Introducción

 A lo largo de la historia; la educación ha pasado por diferentes etapas que han facilitado su evolución. Hace algunas décadas, las actividades las diseñaba y ejecutaba el maestro, quien pretendía que el estudiante de manera individual, le demostrara sus aprendizajes, fundamentalmente conocimientos basados en la memoria. En los últimos años, esta situación ha cambiado, obligando a los maestros a enfrentar grandes desafíos por la rápida producción de nuevos conocimientos, la revalorización de las diversas culturas, el mayor empleo de los entornos virtuales y de las TIC, en un contexto en donde el individualismo y el espíritu competitivo aún perduran. De ahí, el valor de implantar en el proceso de enseñanza-aprendizaje, la cultura de cooperación que incentive la importancia y necesidad de trabajar juntos en interacción, a partir del apoyo, ayuda mutua, en un ambiente favorable, de respeto y construcción de conocimientos. (Medina Bustamante, 2021). 

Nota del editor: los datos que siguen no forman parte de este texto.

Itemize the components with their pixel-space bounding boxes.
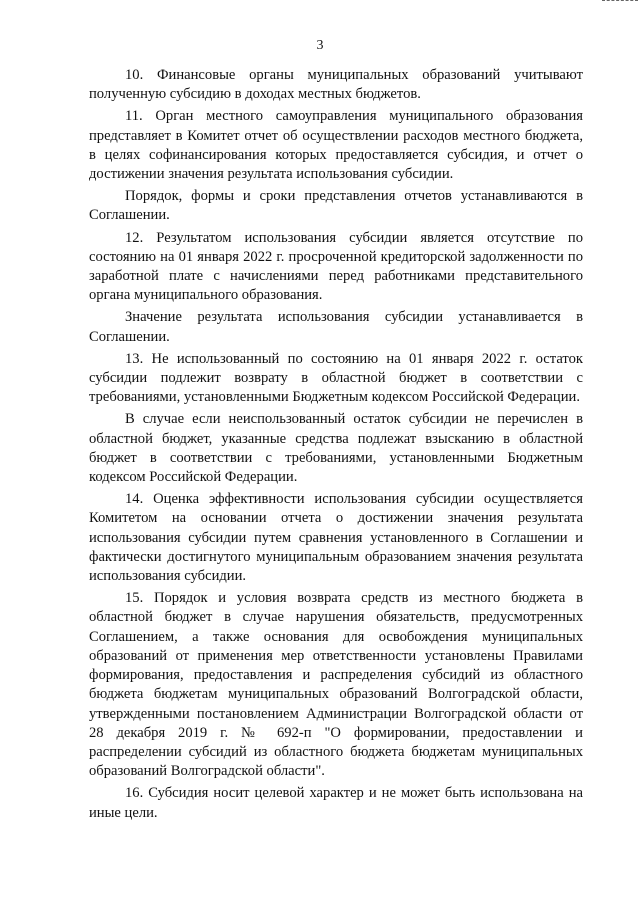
paragraph-13: 13. Не использованный по состоянию на 01 января 2022 г. остаток субсидии подлежит возврату в областной бюджет в соответствии с требованиями, установленными Бюджетным кодексом Российской Федерации. (89, 350, 583, 406)
paragraph-12-value: Значение результата использования субсидии устанавливается в Соглашении. (89, 309, 583, 345)
paragraph-13-recovery: В случае если неиспользованный остаток субсидии не перечислен в областной бюджет, указанные средства подлежат взысканию в областной бюджет в соответствии с требованиями, установленными Бюджетным кодексом Российской Федерации. (89, 411, 583, 486)
document-body (89, 66, 583, 826)
paragraph-15: 15. Порядок и условия возврата средств из местного бюджета в областной бюджет в случае нарушения обязательств, предусмотренных Соглашением, а также основания для освобождения муниципальных образований от применения мер ответственности установлены Правилами формирования, предоставления и распределения субсидий из областного бюджета бюджетам муниципальных образований Волгоградской области, утвержденными постановлением Администрации Волгоградской области от 28 декабря 2019 г. № 692-п "О формировании, предоставлении и распределении субсидий из областного бюджета бюджетам муниципальных образований Волгоградской области". (89, 590, 583, 780)
paragraph-12: 12. Результатом использования субсидии является отсутствие по состоянию на 01 января 2022 г. просроченной кредиторской задолженности по заработной плате с начислениями перед работниками представительного органа муниципального образования. (89, 229, 583, 304)
page-number: 3 (316, 38, 324, 53)
paragraph-16: 16. Субсидия носит целевой характер и не может быть использована на иные цели. (89, 785, 583, 821)
paragraph-14: 14. Оценка эффективности использования субсидии осуществляется Комитетом на основании отчета о достижении значения результата использования субсидии путем сравнения установленного в Соглашении и фактически достигнутого муниципальным образованием значения результата использования субсидии. (89, 491, 583, 585)
scan-corner-mark (602, 0, 638, 4)
paragraph-11-reports: Порядок, формы и сроки представления отчетов устанавливаются в Соглашении. (89, 188, 583, 224)
paragraph-11: 11. Орган местного самоуправления муниципального образования представляет в Комитет отчет об осуществлении расходов местного бюджета, в целях софинансирования которых предоставляется субсидия, и отчет о достижении значения результата использования субсидии. (89, 108, 583, 183)
paragraph-10: 10. Финансовые органы муниципальных образований учитывают полученную субсидию в доходах местных бюджетов. (89, 67, 583, 103)
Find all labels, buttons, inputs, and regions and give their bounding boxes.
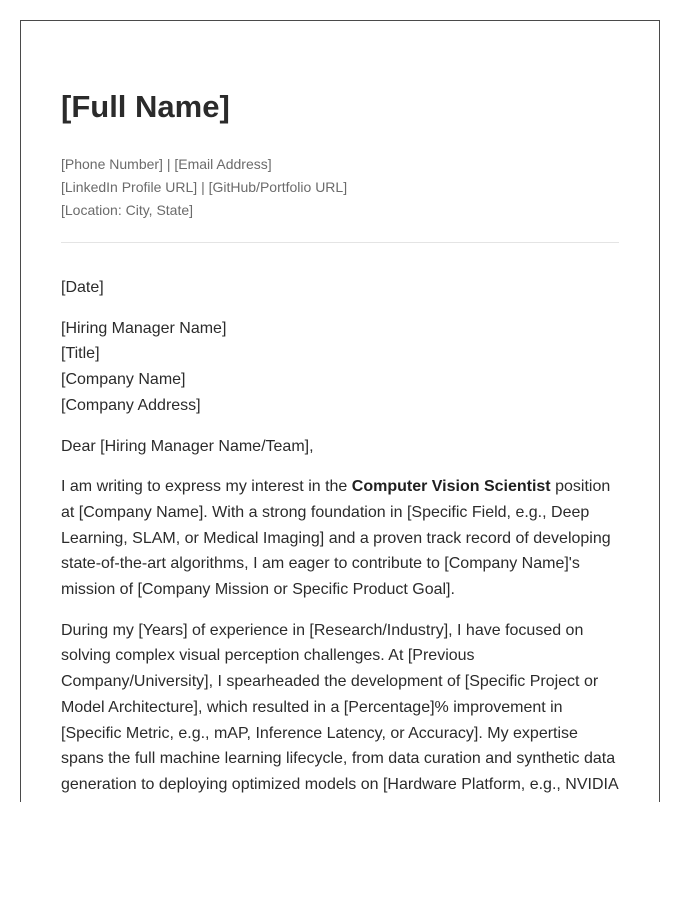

El aprendizaje cooperativo, aunque no es algo novedoso, toma relevancia en el campo educativo, como una metodología activa en el que, el éxito del estudiante depende de que logre la meta establecida (Lobato, Guerra y Apodaca, 2015) respetando sus particularidades y ayudándolos a desarrollar sus potencialidades en interacción cooperativa con sus pares. Figura 1. 

Figura 1 
La adopción del aprendizaje colaborativo nos lleva a través del diseño y el desempeño a su valor real


Nota: La adopción del aprendizaje colaborativo nos lleva a través del diseño y el desempeño a su valor real Domingo Farnos. (2020) 

Conocedores de que el Aprendizaje colaborativo permite desarrollar en los estudiantes un proceso de autonomía en la adquisición de sus conocimientos, habilidades, destrezas, talentos y potencialidades es necesario estrategias didácticas en el empleo a diario en las clases virtuales y en qué medida estas forjan el aprendizaje colaborativo. Así mismo, la interacción con los compañeros es más dinámica y crítica se efectúa sin dejar de lado la empatía que es una herramienta sumamente importante dentro del PEA (Proceso-Enseñanza-Aprendizaje). Por lo cual se determina que, este estilo de aprendizaje basado en generar tácticas que involucren los esfuerzos y experiencia de cada estudiante en cooperación con su grupo de clases y trabajo, forjando como resultado que todos los participantes se afanen por un mutuo beneficio de aprendizaje (Mora Aristega, 2021). 

En el aprendizaje colaborativo predominan tres recapitulaciones, se observa en la Figura 2, las cuales son esenciales y primordiales que consienten las 3C: 

-Cooperación: Elemento imprescindible para apoyarse con la finalidad de construir conocimientos y desarrollar habilidades sociales para el trabajo en equipo en todo momento y especialmente en la educación generada en el periodo 2020 en el nivel educativo. 
-Compromiso: El cual debe ser: individual para elaborar eficientemente la actividad que se le ha asignado y grupal con el fin de ser avalista del cumplimiento de las tareas de los demás y por ende de la meta final propuesta. 
-Comunicación: Elemento indispensable para el intercambio de información, ideas, opiniones, ayuda, críticas, experiencias y la solución de problemas.